Trikafta linked to less chronic respiratory therapy use in CF

Trikafta linked to less chronic respiratory therapy use in CF


December 24, 2025

3 min read

Key takeaways:

  • Chronic respiratory therapies included inhaled antibiotics, hypertonic saline, dornase alfa and oral azithromycin.
  • The proportion of patients taking zero or one chronic therapy rose after triple therapy use.

Among pediatric and adult patients with cystic fibrosis, the average number of chronic respiratory therapies used fell after starting triple therapy, according to results published in Journal of Cystic Fibrosis.

“A shared goal among clinicians and people with cystic fibrosis (CF) is to maintain long-term health while minimizing treatment burden,” Scott D. Sagel, MD, PhD, professor of pediatrics-pulmonary medicine at the University of Colorado Anschutz School of Medicine and director of the University of Colorado Cystic Fibrosis Center, told Healio.

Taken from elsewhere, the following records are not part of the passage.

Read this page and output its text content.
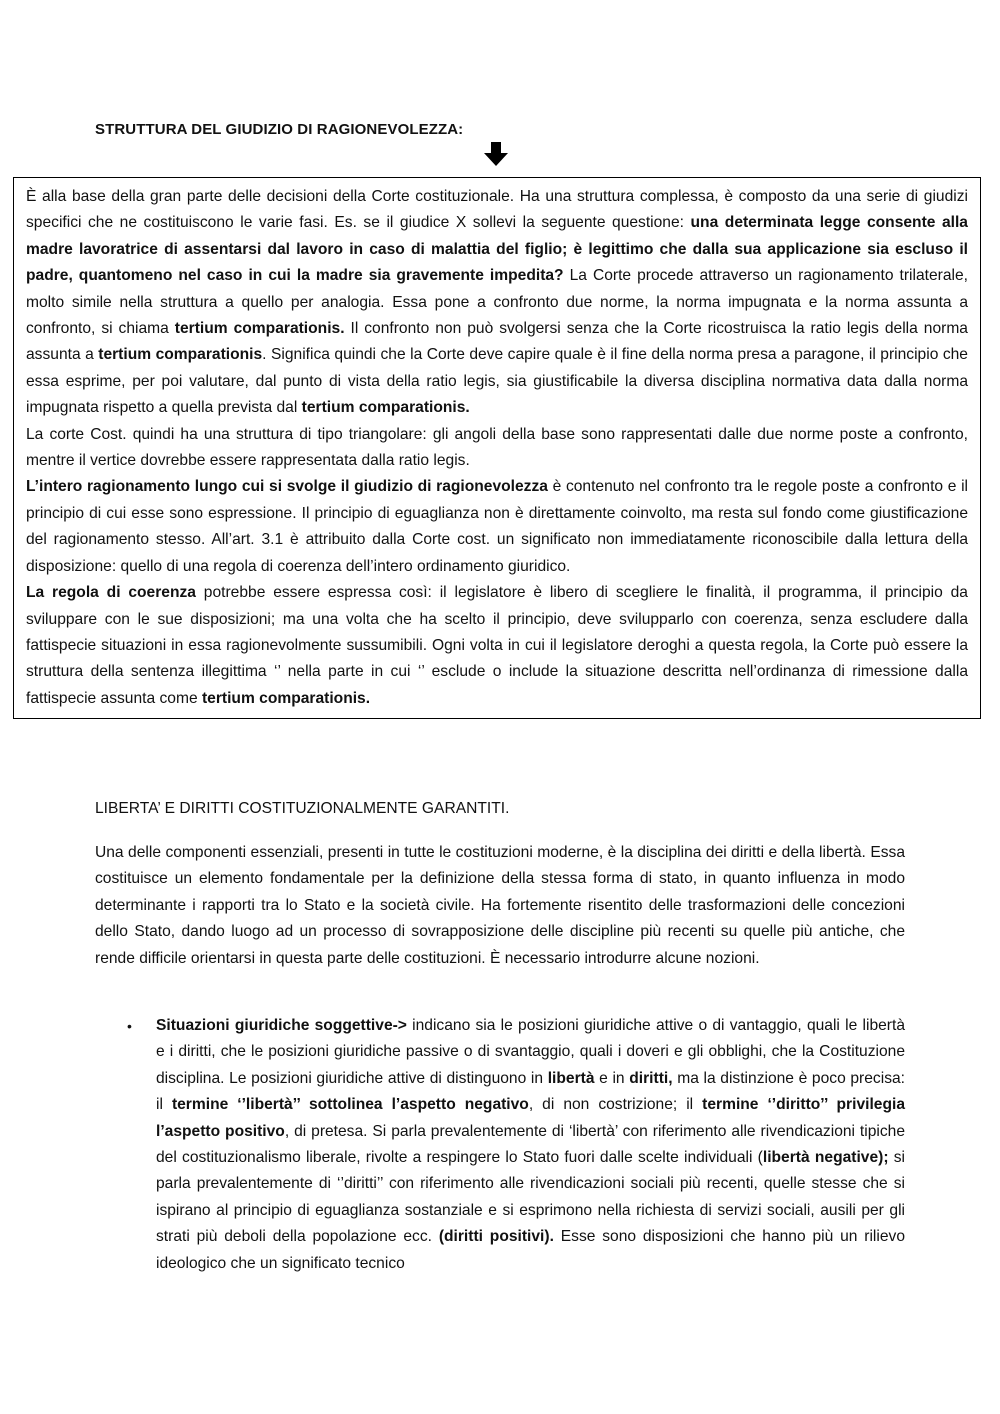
STRUTTURA DEL GIUDIZIO DI RAGIONEVOLEZZA:

È alla base della gran parte delle decisioni della Corte costituzionale. Ha una struttura complessa, è composto da una serie di giudizi specifici che ne costituiscono le varie fasi. Es. se il giudice X sollevi la seguente questione: una determinata legge consente alla madre lavoratrice di assentarsi dal lavoro in caso di malattia del figlio; è legittimo che dalla sua applicazione sia escluso il padre, quantomeno nel caso in cui la madre sia gravemente impedita? La Corte procede attraverso un ragionamento trilaterale, molto simile nella struttura a quello per analogia. Essa pone a confronto due norme, la norma impugnata e la norma assunta a confronto, si chiama tertium comparationis. Il confronto non può svolgersi senza che la Corte ricostruisca la ratio legis della norma assunta a tertium comparationis. Significa quindi che la Corte deve capire quale è il fine della norma presa a paragone, il principio che essa esprime, per poi valutare, dal punto di vista della ratio legis, sia giustificabile la diversa disciplina normativa data dalla norma impugnata rispetto a quella prevista dal tertium comparationis.

La corte Cost. quindi ha una struttura di tipo triangolare: gli angoli della base sono rappresentati dalle due norme poste a confronto, mentre il vertice dovrebbe essere rappresentata dalla ratio legis.

L’intero ragionamento lungo cui si svolge il giudizio di ragionevolezza è contenuto nel confronto tra le regole poste a confronto e il principio di cui esse sono espressione. Il principio di eguaglianza non è direttamente coinvolto, ma resta sul fondo come giustificazione del ragionamento stesso. All’art. 3.1 è attribuito dalla Corte cost. un significato non immediatamente riconoscibile dalla lettura della disposizione: quello di una regola di coerenza dell’intero ordinamento giuridico.

La regola di coerenza potrebbe essere espressa così: il legislatore è libero di scegliere le finalità, il programma, il principio da sviluppare con le sue disposizioni; ma una volta che ha scelto il principio, deve svilupparlo con coerenza, senza escludere dalla fattispecie situazioni in essa ragionevolmente sussumibili. Ogni volta in cui il legislatore deroghi a questa regola, la Corte può essere la struttura della sentenza illegittima ‘’ nella parte in cui ‘’ esclude o include la situazione descritta nell’ordinanza di rimessione dalla fattispecie assunta come tertium comparationis.

LIBERTA’ E DIRITTI COSTITUZIONALMENTE GARANTITI.

Una delle componenti essenziali, presenti in tutte le costituzioni moderne, è la disciplina dei diritti e della libertà. Essa costituisce un elemento fondamentale per la definizione della stessa forma di stato, in quanto influenza in modo determinante i rapporti tra lo Stato e la società civile. Ha fortemente risentito delle trasformazioni delle concezioni dello Stato, dando luogo ad un processo di sovrapposizione delle discipline più recenti su quelle più antiche, che rende difficile orientarsi in questa parte delle costituzioni. È necessario introdurre alcune nozioni.

•	Situazioni giuridiche soggettive-> indicano sia le posizioni giuridiche attive o di vantaggio, quali le libertà e i diritti, che le posizioni giuridiche passive o di svantaggio, quali i doveri e gli obblighi, che la Costituzione disciplina. Le posizioni giuridiche attive di distinguono in libertà e in diritti, ma la distinzione è poco precisa: il termine ‘’libertà’’ sottolinea l’aspetto negativo, di non costrizione; il termine ‘’diritto’’ privilegia l’aspetto positivo, di pretesa. Si parla prevalentemente di ‘libertà’ con riferimento alle rivendicazioni tipiche del costituzionalismo liberale, rivolte a respingere lo Stato fuori dalle scelte individuali (libertà negative); si parla prevalentemente di ‘’diritti’’ con riferimento alle rivendicazioni sociali più recenti, quelle stesse che si ispirano al principio di eguaglianza sostanziale e si esprimono nella richiesta di servizi sociali, ausili per gli strati più deboli della popolazione ecc. (diritti positivi). Esse sono disposizioni che hanno più un rilievo ideologico che un significato tecnico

Quote from Scott D. Sagel.

“Our findings suggest that many people, especially those who are doing well, may no longer need to take these chronic respiratory medicines routinely,” he said.

In a post-hoc analysis of the prospective, multicenter, observational PROMISE study, Sagel and colleagues assessed 603 U.S. patients aged at least 6 years with CF receiving elexacaftor/tezacaftor/ivacaftor (ETI; Trikafta, Vertex Pharmaceuticals) therapy for 36 to 54 months to determine how self-reported use of four chronic respiratory therapies — inhaled antibiotics, hypertonic saline, dornase alfa and oral azithromycin — changes with ETI use.

“Prior to the approval of Trikafta, people with CF were having to do many daily treatments including medications to maintain lung health, which include inhaled antibiotics, hypertonic saline, dornase alfa and oral azithromycin,” Sagel said. “Reducing treatment burden has been a priority for people with CF and their clinicians.”

This study population included 479 patients aged 12 years or older and 124 patients aged 6 to 11 years.

Among those in the older age group, the mean total number of daily therapies before starting ETI therapy was 2.6. At the 54-month mark of ETI therapy, this number significantly fell to 1.4.

Researchers noted that this drop in chronic therapy use was seen for each of the four therapies through the proportion of adolescents and adults using each one before ETI vs. at the 54-month mark of ETI: inhaled antibiotics (50.7% vs. 18.6%), hypertonic saline (75.6% vs. 44.1%), dornase alfa (87.9% vs. 50.5%) and oral azithromycin (48.9% vs. 30.5%).

Further, 53.4% of adolescents and adults were taking zero or one chronic therapy at the 54-month mark of ETI therapy, which was a significant improvement from the 13.8% of patients who reached this before starting ETI.

Similar to above, the younger age group had a significantly smaller mean number of the four therapies at the 36-month mark of ETI therapy vs. before starting ETI (1.3 vs. 1.9).

Based on the proportions of children using each chronic respiratory therapy before vs. 36 months after ETI use, researchers reported reductions in the prevalence of inhaled antibiotics (11.3% vs. 4.1%), hypertonic saline (67.7% vs. 49.5%), dornase alfa (84.7% vs. 55.7%) and oral azithromycin (28.2% vs. 18.6%).

Additionally, at 36 months, 58.8% of children were taking zero or one chronic therapy, demonstrating a significant improvement from the 30.6% of patients who met this criterion before starting ETI.

Across multiple subgroups (baseline age strata, sex, prior CF transmembrane conductance regulator modulator use and percent-predicted [pp] FEV1 at baseline), researchers continued to find that use of all four therapies was reduced following the start of ETI therapy.

When comparing participants on at least two therapies at the 36- or 54-month mark of ETI with participants on less than two therapies at these times, no differences were found in mean improvements in ppFEV1. This was also the case when researchers evaluated mean changes in respiratory symptoms between the two groups.

“While it was not totally surprising or unexpected, we were reassured to find that average improvements in lung function and average changes in respiratory symptoms post-ETI did not differ between participants who remained on [greater than or equal to] two therapies and participants taking [less than] two therapies,” Sagel told Healio.

Reflecting on the study’s findings, Sagel said there are some reasons for caution.

“People with CF who stopped taking these medicines had better lung function and were less likely to be infected with P. aeruginosa, and our study may not fully capture longer-term consequences of stopping these medicines,” he told Healio.

“Also, we did not ask study participants why they stopped taking these medicines, and whether it was by personal choice or through shared decision-making with their CF clinician,” Sagel continued.

Looking ahead, Sagel told Healio there are more questions on this topic that need to be investigated.

“Future studies will need to address whether taking these respiratory therapies intermittently during respiratory illnesses are helpful and whether mechanical forms of airway clearance (eg, positive expiratory pressure devices, high frequency chest wall oscillation) remain necessary for people who no longer depend on inhaled mucus-thinning medications,” Sagel said.